Notably, the case of textual comparison between the received “Wuyu” in the Guoyu and a bamboo slip manuscript found at Cili, Hubei convincingly suggests that long passages that comprise thousands of written characters in the received “historical” texts such as Guoyu, Zuozhuan, Shangshu may have been formed by merging several separate Episode Texts into a single text coherently. Generally, how later people cognized, conceived of, and understood what had occurred in the early past has been shaped and framed with these key references.

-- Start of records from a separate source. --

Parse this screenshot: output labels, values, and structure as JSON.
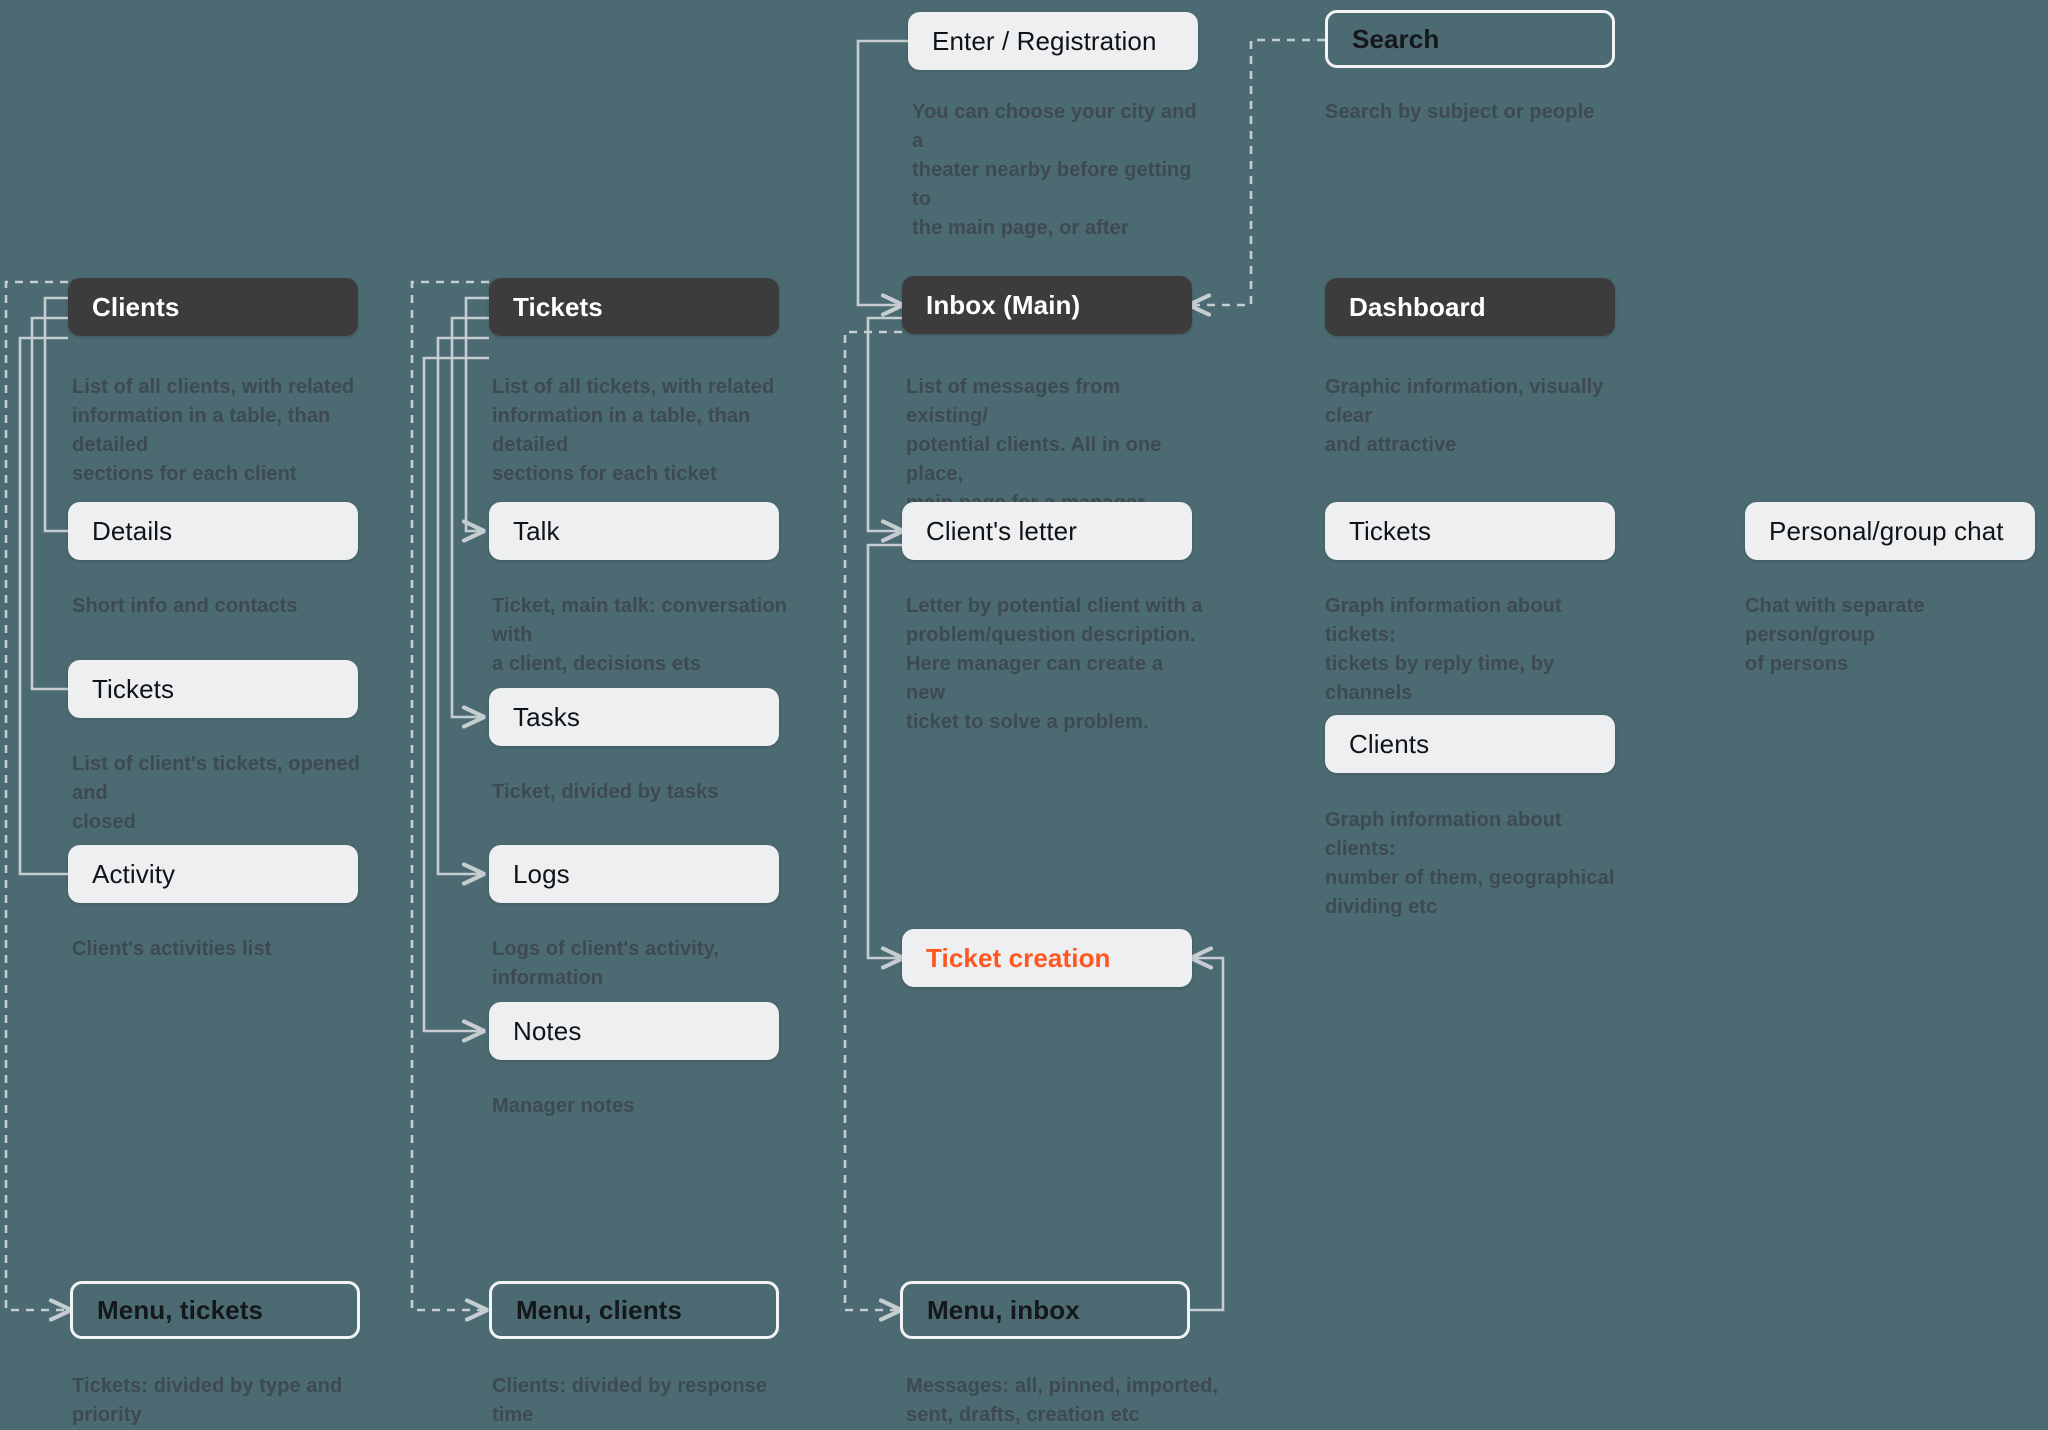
{
  "canvas": {
    "background": "#4C6A72",
    "header_card_bg": "#3C3C3C",
    "light_card_bg": "#EDEFF1",
    "accent_color": "#FF5722",
    "connector_color": "#C6CDD0",
    "description_color": "#3D4B50"
  },
  "columns": [
    {
      "id": "clients",
      "header": {
        "label": "Clients",
        "style": "header"
      },
      "header_desc": "List of all clients, with related\ninformation in a table, than detailed\nsections for each client",
      "items": [
        {
          "label": "Details",
          "style": "light",
          "desc": "Short info and contacts"
        },
        {
          "label": "Tickets",
          "style": "light",
          "desc": "List of client's tickets, opened and\nclosed"
        },
        {
          "label": "Activity",
          "style": "light",
          "desc": "Client's activities list"
        }
      ],
      "menu": {
        "label": "Menu, tickets",
        "style": "outline",
        "desc": "Tickets:  divided by type and\npriority"
      }
    },
    {
      "id": "tickets",
      "header": {
        "label": "Tickets",
        "style": "header"
      },
      "header_desc": "List of all tickets, with related\ninformation in a table, than detailed\nsections for each ticket",
      "items": [
        {
          "label": "Talk",
          "style": "light",
          "desc": "Ticket, main talk: conversation with\na client, decisions ets"
        },
        {
          "label": "Tasks",
          "style": "light",
          "desc": "Ticket, divided by tasks"
        },
        {
          "label": "Logs",
          "style": "light",
          "desc": "Logs of client's activity, information"
        },
        {
          "label": "Notes",
          "style": "light",
          "desc": "Manager notes"
        }
      ],
      "menu": {
        "label": "Menu, clients",
        "style": "outline",
        "desc": "Clients: divided by response time"
      }
    },
    {
      "id": "inbox",
      "top": {
        "label": "Enter / Registration",
        "style": "light",
        "desc": "You can choose your city and a\ntheater nearby before getting to\nthe main page, or after"
      },
      "header": {
        "label": "Inbox (Main)",
        "style": "header"
      },
      "header_desc": "List of messages from existing/\npotential clients. All in one place,\nmain page for a manager.",
      "items": [
        {
          "label": "Client's letter",
          "style": "light",
          "desc": "Letter by potential client with a\nproblem/question description.\nHere manager can create a new\nticket to solve a problem."
        },
        {
          "label": "Ticket creation",
          "style": "light accent",
          "desc": ""
        }
      ],
      "menu": {
        "label": "Menu, inbox",
        "style": "outline",
        "desc": "Messages: all, pinned, imported,\nsent, drafts, creation etc"
      }
    },
    {
      "id": "dashboard",
      "top": {
        "label": "Search",
        "style": "outline",
        "desc": "Search by subject or people"
      },
      "header": {
        "label": "Dashboard",
        "style": "header"
      },
      "header_desc": "Graphic information, visually clear\nand attractive",
      "items": [
        {
          "label": "Tickets",
          "style": "light",
          "desc": "Graph information about tickets:\ntickets by reply time, by channels\netc"
        },
        {
          "label": "Clients",
          "style": "light",
          "desc": "Graph information about clients:\nnumber of them, geographical\ndividing etc"
        }
      ]
    },
    {
      "id": "chat",
      "items": [
        {
          "label": "Personal/group chat",
          "style": "light",
          "desc": "Chat with separate person/group\nof persons"
        }
      ]
    }
  ]
}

Nonetheless, despite the strong and steady efforts to establish specific memories as a socio-cultural norm in the imperial setting of the Han, there remained intellectual attempts to diverge from the growingly dominant memories and reconstruct “history” from different threads of social memory from earlier days in the culture. These disparate threads of memory were also represented in the form of short narrative and widely shared in the society. They were often explicitly critical about the figures or concepts in the increasingly dominant stories. They pursued alternative values, thoughts, and ideas by employing different personalities and a more fictive and imaginative tone and style. The disparate threads of memory explain the plurality of collective memory and the tension for appropriating the past in the society. The received Zhuangzi text exemplifies the intellectual conflict and struggle for domination in remembering the past in Early China.
The cultural process of constructing, establishing, challenging, and reconstructing the normative discourse of the past through canonizing such works is understood as a part of the never-ending, repetitive process of a society’s own locating, identifying, and legitimating of itself through time. Thus, this thesis concludes that the process was the journey of the early communities to construct and reconstruct themselves as the ideal, the Center State of the cosmos, the state that now is rendered as China. In this course of consolidating discreet memories and producing the dominant ways of remembering and representing the past through canonical texts, the early societies were dreaming of themselves becoming that Center State—namely, China.